Il padre ha detto al Times di aver ricevuto un rapporto dal dipartimento risorse umane di Amnesty, ma ritiene che lo staff dell’organizzazione non abbia affrontato molto i problemi di sua figlia: “Perché si è tolta la vita? Non c’erano precedenti tentativi di suicidio, lei aveva condotto una vita attiva e avventurosa. Perché verso la fine di aprile ha iniziato a soffrire di insonnia, di cui non aveva mai sofferto prima? Perché allora ha faticato a trovare assistenza medica a Ginevra?”.

Come sia possibile che una ventinovenne nel giro di due mesi abbia sviluppato livelli di stress (lavorativo?) talmente alti da rivelarsi fatali sarà l’oggetto dell’inchiesta indipendente lanciata da Amnesty. L’ong non può permettersi criticità: è una questione esistenziale.

Colm Ó Cuanacháin, senior director dell’ufficio del secretariato generale di Amnesty International, ha affidato un commento ad AFP, dicendo che l’organizzazione “tratta queste tragedie con la gravità e la priorità che meritano”. Ha aggiunto: “Non possiamo mai confrontare l’impatto che le due tragedie hanno sulle famiglie con le nostre reazioni all’interno di Amnesty, ma anche noi siamo scioccati e devastati dalla perdita della nostra amata collega Gaetan Mootoo e da una giovane donna brillante e stimolante, Roz McGregor , che ha avuto un grande impatto nel suo breve periodo con noi”.

Negli ultimi anni, Amnesty, come altre organizzazioni simili, ha stabilito programmi per garantire il benessere del personale, ha incaricato esterni per gli screening su condizioni di salute e benessere psicologico, ha creato un gruppo di sostegno peer-to-peer e un servizio di consulenza 24 ore su 24. Ma forse non basta.

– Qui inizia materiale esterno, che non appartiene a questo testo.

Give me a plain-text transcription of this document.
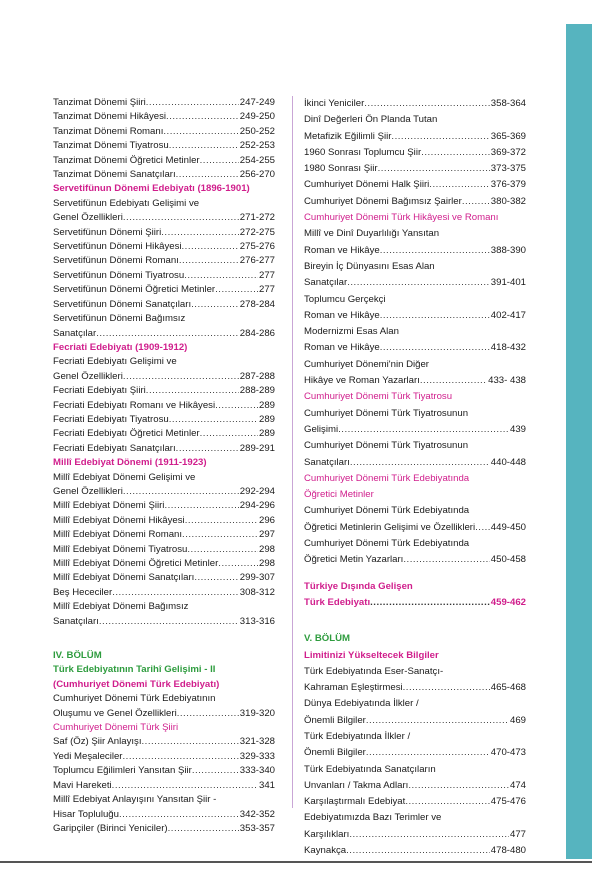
Tanzimat Dönemi Şiiri .....	247-249
Tanzimat Dönemi Hikâyesi .....	249-250
Tanzimat Dönemi Romanı .....	250-252
Tanzimat Dönemi Tiyatrosu .....	252-253
Tanzimat Dönemi Öğretici Metinler .....	254-255
Tanzimat Dönemi Sanatçıları .....	256-270
Servetifünun Dönemi Edebiyatı (1896-1901)
Servetifünun Edebiyatı Gelişimi ve
Genel Özellikleri .....	271-272
Servetifünun Dönemi Şiiri .....	272-275
Servetifünun Dönemi Hikâyesi .....	275-276
Servetifünun Dönemi Romanı .....	276-277
Servetifünun Dönemi Tiyatrosu .....	277
Servetifünun Dönemi Öğretici Metinler .....	277
Servetifünun Dönemi Sanatçıları .....	278-284
Servetifünun Dönemi Bağımsız
Sanatçılar .....	284-286
Fecriati Edebiyatı (1909-1912)
Fecriati Edebiyatı Gelişimi ve
Genel Özellikleri .....	287-288
Fecriati Edebiyatı Şiiri .....	288-289
Fecriati Edebiyatı Romanı ve Hikâyesi .....	289
Fecriati Edebiyatı Tiyatrosu .....	289
Fecriati Edebiyatı Öğretici Metinler .....	289
Fecriati Edebiyatı Sanatçıları .....	289-291
Millî Edebiyat Dönemi (1911-1923)
Millî Edebiyat Dönemi Gelişimi ve
Genel Özellikleri .....	292-294
Millî Edebiyat Dönemi Şiiri .....	294-296
Millî Edebiyat Dönemi Hikâyesi .....	296
Millî Edebiyat Dönemi Romanı .....	297
Millî Edebiyat Dönemi Tiyatrosu .....	298
Millî Edebiyat Dönemi Öğretici Metinler .....	298
Millî Edebiyat Dönemi Sanatçıları .....	299-307
Beş Hececiler .....	308-312
Millî Edebiyat Dönemi Bağımsız
Sanatçıları .....	313-316
IV. BÖLÜM
Türk Edebiyatının Tarihî Gelişimi - II
(Cumhuriyet Dönemi Türk Edebiyatı)
Cumhuriyet Dönemi Türk Edebiyatının
Oluşumu ve Genel Özellikleri .....	319-320
Cumhuriyet Dönemi Türk Şiiri
Saf (Öz) Şiir Anlayışı .....	321-328
Yedi Meşaleciler .....	329-333
Toplumcu Eğilimleri Yansıtan Şiir .....	333-340
Mavi Hareketi .....	341
Millî Edebiyat Anlayışını Yansıtan Şiir -
Hisar Topluluğu .....	342-352
Garipçiler (Birinci Yeniciler) .....	353-357
İkinci Yeniciler .....	358-364
Dinî Değerleri Ön Planda Tutan
Metafizik Eğilimli Şiir .....	365-369
1960 Sonrası Toplumcu Şiir .....	369-372
1980 Sonrası Şiir .....	373-375
Cumhuriyet Dönemi Halk Şiiri .....	376-379
Cumhuriyet Dönemi Bağımsız Şairler .....	380-382
Cumhuriyet Dönemi Türk Hikâyesi ve Romanı
Millî ve Dinî Duyarlılığı Yansıtan
Roman ve Hikâye .....	388-390
Bireyin İç Dünyasını Esas Alan
Sanatçılar .....	391-401
Toplumcu Gerçekçi
Roman ve Hikâye .....	402-417
Modernizmi Esas Alan
Roman ve Hikâye .....	418-432
Cumhuriyet Dönemi'nin Diğer
Hikâye ve Roman Yazarları .....	433- 438
Cumhuriyet Dönemi Türk Tiyatrosu
Cumhuriyet Dönemi Türk Tiyatrosunun
Gelişimi .....	439
Cumhuriyet Dönemi Türk Tiyatrosunun
Sanatçıları .....	440-448
Cumhuriyet Dönemi Türk Edebiyatında
Öğretici Metinler
Cumhuriyet Dönemi Türk Edebiyatında
Öğretici Metinlerin Gelişimi ve Özellikleri ..... 449-450
Cumhuriyet Dönemi Türk Edebiyatında
Öğretici Metin Yazarları .....	450-458
Türkiye Dışında Gelişen
Türk Edebiyatı .....	459-462
V. BÖLÜM
Limitinizi Yükseltecek Bilgiler
Türk Edebiyatında Eser-Sanatçı-
Kahraman Eşleştirmesi .....	465-468
Dünya Edebiyatında İlkler /
Önemli Bilgiler .....	469
Türk Edebiyatında İlkler /
Önemli Bilgiler .....	470-473
Türk Edebiyatında Sanatçıların
Unvanları / Takma Adları .....	474
Karşılaştırmalı Edebiyat .....	475-476
Edebiyatımızda Bazı Terimler ve
Karşılıkları .....	477
Kaynakça .....	478-480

I tributi su Facebook a Mootoo, che aveva lavorato per Amnesty per 32 anni, esprimevano preoccupazioni per l’ambiente di lavoro. Un post parlava di un movimento sempre più ossessionato dai “media hits” e dai “retweet”, ossia dal consenso.

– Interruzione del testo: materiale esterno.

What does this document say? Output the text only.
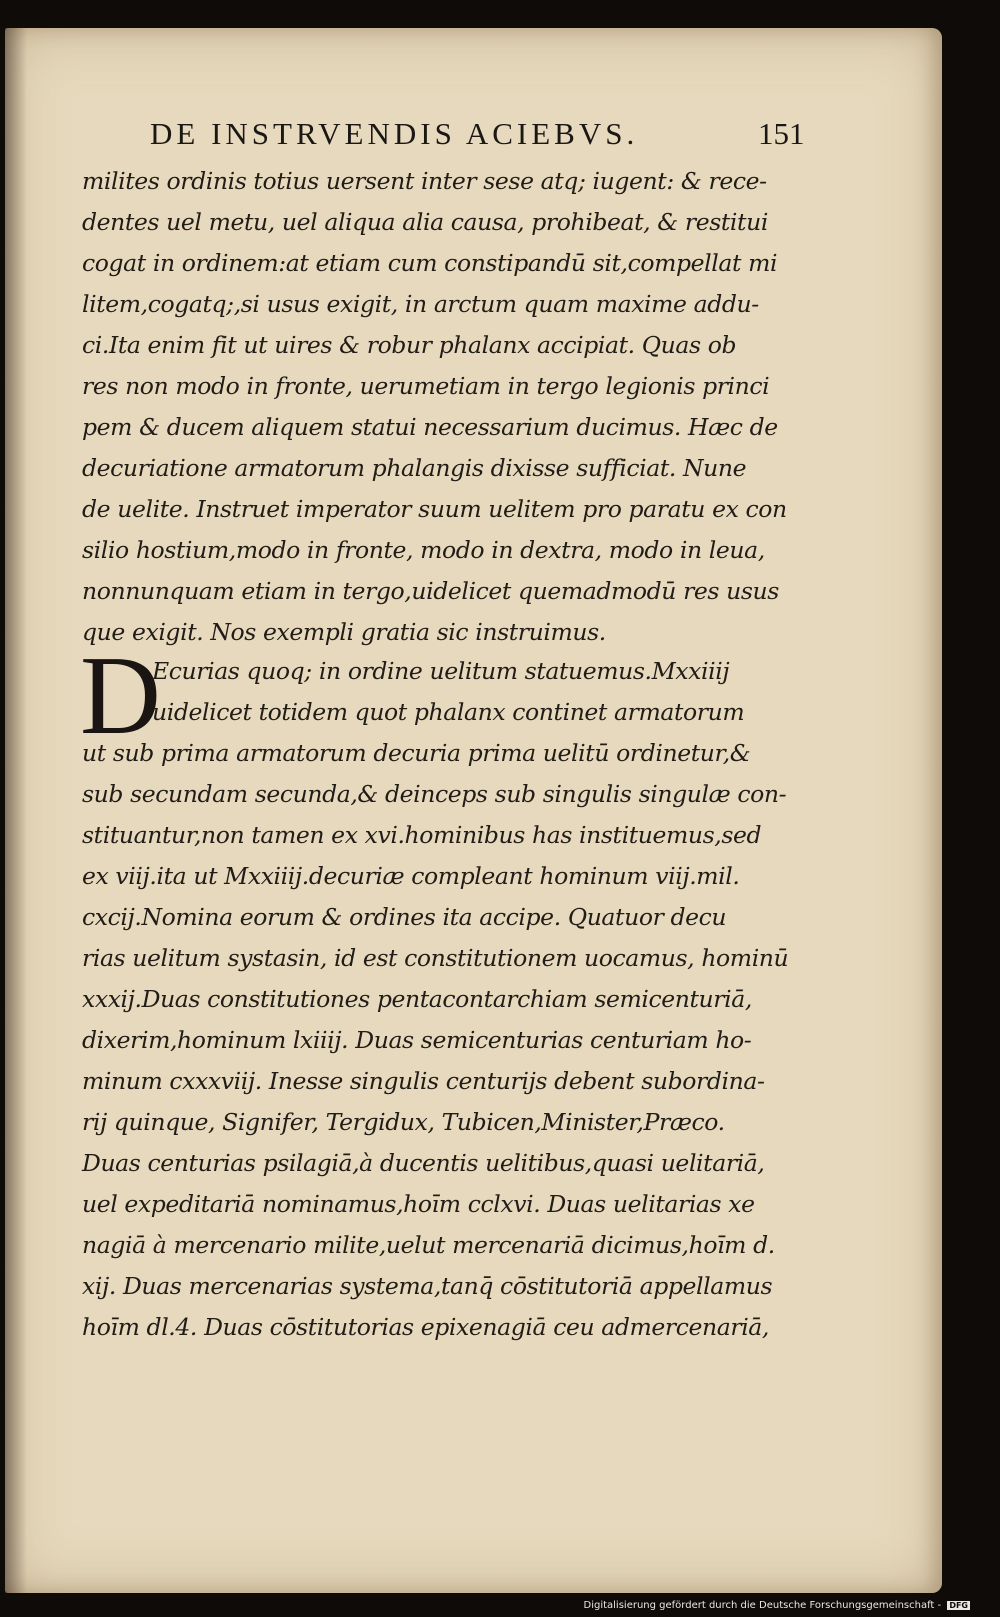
DE INSTRVENDIS ACIEBVS.	151
milites ordinis totius uersent inter sese atq; iugent: & rece-
dentes uel metu, uel aliqua alia causa, prohibeat, & restitui
cogat in ordinem:at etiam cum constipandū sit,compellat mi
litem,cogatq;,si usus exigit, in arctum quam maxime addu-
ci.Ita enim fit ut uires & robur phalanx accipiat. Quas ob
res non modo in fronte, uerumetiam in tergo legionis princi
pem & ducem aliquem statui necessarium ducimus. Hæc de
decuriatione armatorum phalangis dixisse sufficiat. Nune
de uelite. Instruet imperator suum uelitem pro paratu ex con
silio hostium,modo in fronte, modo in dextra, modo in leua,
nonnunquam etiam in tergo,uidelicet quemadmodū res usus
que exigit. Nos exempli gratia sic instruimus.
D
Ecurias quoq; in ordine uelitum statuemus.Mxxiiij
uidelicet totidem quot phalanx continet armatorum
ut sub prima armatorum decuria prima uelitū ordinetur,&
sub secundam secunda,& deinceps sub singulis singulæ con-
stituantur,non tamen ex xvi.hominibus has instituemus,sed
ex viij.ita ut Mxxiiij.decuriæ compleant hominum viij.mil.
cxcij.Nomina eorum & ordines ita accipe. Quatuor decu
rias uelitum systasin, id est constitutionem uocamus, hominū
xxxij.Duas constitutiones pentacontarchiam semicenturiā,
dixerim,hominum lxiiij. Duas semicenturias centuriam ho-
minum cxxxviij. Inesse singulis centurijs debent subordina-
rij quinque, Signifer, Tergidux, Tubicen,Minister,Præco.
Duas centurias psilagiā,à ducentis uelitibus,quasi uelitariā,
uel expeditariā nominamus,hoīm cclxvi. Duas uelitarias xe
nagiā à mercenario milite,uelut mercenariā dicimus,hoīm d.
xij. Duas mercenarias systema,tanq̄ cōstitutoriā appellamus
hoīm dl.4. Duas cōstitutorias epixenagiā ceu admercenariā,
Digitalisierung gefördert durch die Deutsche Forschungsgemeinschaft - DFG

Una psicologa italiana che ha lavorato anche con le organizzazioni non governative in Italia (che preferisce non essere menzionata per “ragioni di privacy professionale”, così dice) ci spiega che i dipendenti delle ong si trovano a operare a contatto con condizioni a elevato potenziale emozionale, un contesto che già di per sé turba le sensibilità umane. In più c’è lo stress legato alla lettura che si fa del loro lavoro, diventato, almeno in Italia, contestato dal governo e da parte dei cittadini per il ruolo sospetto di cui sono accusate nel soccorso ai migranti. Anche lei però sottolinea come in generale a creare ultrriori tensioni possa essere anche l’elevata competitività interna.